We are also interested in the use of molecular profiling data for medical diagnostic applications. In previous years, we tested several machine learning approaches to predict survival of breast cancer patients from microarray-based gene expression data. We used our experience gained in this work to diagnose Acute Myeloid Leukaemia from flow cytometry data. The training and test data for this projects were provided by the FlowCAP consortium (Flow Cytometry: Critical Assessment of Population Identification Methods) as part of a machine learning challenge organized by the DREAM project (Dialogue for Reverse Engineering Assessments and Methods).
Besides research, our group also develops and maintains bioinformatics databases and web servers. We have introduced a completely redesigned version of the Eukaryotic Promoter Database EPD, with greatly increased coverage of the human and mouse genomes. The new resource is automatically compiled from so-called mass genome annotation data (ChIP-Seq and RNA-Seq) stored in a local repository. A special effort was made to offer powerful visualization tools for exploring the epigenetic environment (nucleosome positions, histone modifications, DNA methylation) of selected promoters (see Figure 1). In parallel to EPD, we have extended the functionality of the ChIP-Seq Web server, a comprehensive online resource for analysing ChIP-Seq data and other types of mass genome annotation data, by providing access to a very large amounts of preprocessed ChIP-Seq and RNA-Seq profiles. Moreover, in collaboration with bio-engineers in the USA, we developed a new web server called ZFN-site which can be used to search genomes for target and off-target sites of zinc finger nuclease. Such enzymes are important genetic engineering tools for site-directed mutagenesis in large genomes.

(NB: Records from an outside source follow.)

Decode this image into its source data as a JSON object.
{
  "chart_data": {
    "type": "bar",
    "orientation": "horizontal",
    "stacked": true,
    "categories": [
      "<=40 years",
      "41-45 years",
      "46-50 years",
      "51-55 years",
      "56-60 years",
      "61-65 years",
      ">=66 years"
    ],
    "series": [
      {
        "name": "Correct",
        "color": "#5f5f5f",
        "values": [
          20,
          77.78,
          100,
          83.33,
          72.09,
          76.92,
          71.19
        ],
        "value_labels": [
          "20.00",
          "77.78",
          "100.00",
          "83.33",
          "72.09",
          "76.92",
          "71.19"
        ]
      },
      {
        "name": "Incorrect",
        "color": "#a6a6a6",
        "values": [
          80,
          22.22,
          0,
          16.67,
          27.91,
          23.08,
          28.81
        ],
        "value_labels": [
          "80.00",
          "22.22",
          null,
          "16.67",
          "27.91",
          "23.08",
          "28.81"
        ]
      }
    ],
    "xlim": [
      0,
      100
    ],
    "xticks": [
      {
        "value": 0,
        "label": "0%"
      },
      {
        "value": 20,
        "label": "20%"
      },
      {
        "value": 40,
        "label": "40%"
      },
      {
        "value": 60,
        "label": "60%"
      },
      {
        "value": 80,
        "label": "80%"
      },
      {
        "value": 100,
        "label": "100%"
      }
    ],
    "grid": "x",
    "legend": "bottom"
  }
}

Figure 1. Epigenetic context of the human MGMT promoter displayed by the new EPD viewer in a UCSC browser window. The picture shows the location of transcription start sites, the abundances of two promoter-specific histone variants, the methylaton status of the DNA and the distribution of RNA polymerase II. The DNA methylation status of the MGMT promoter in certain cancer types is currently evaluated as a predictive marker for therapy choice.
Part of the work described above was carried out in collaboration with the groups of Nicolas Mermod (University of Lausanne, EPFL), Didier Trono (EPFL), Anne Grapin-Botton (University of Copenhagen), Cedric Notredame (Center for Genomic Regulation, Barcelona), Thomas J. Cradick and Anton P. McCaffrey (University of Iowa School of Medicine).
Promoter structure, gene expression database, DNA sequence computational analysis, ChIP-Seq analysis, transcription factor, consensus sequence-based motifs.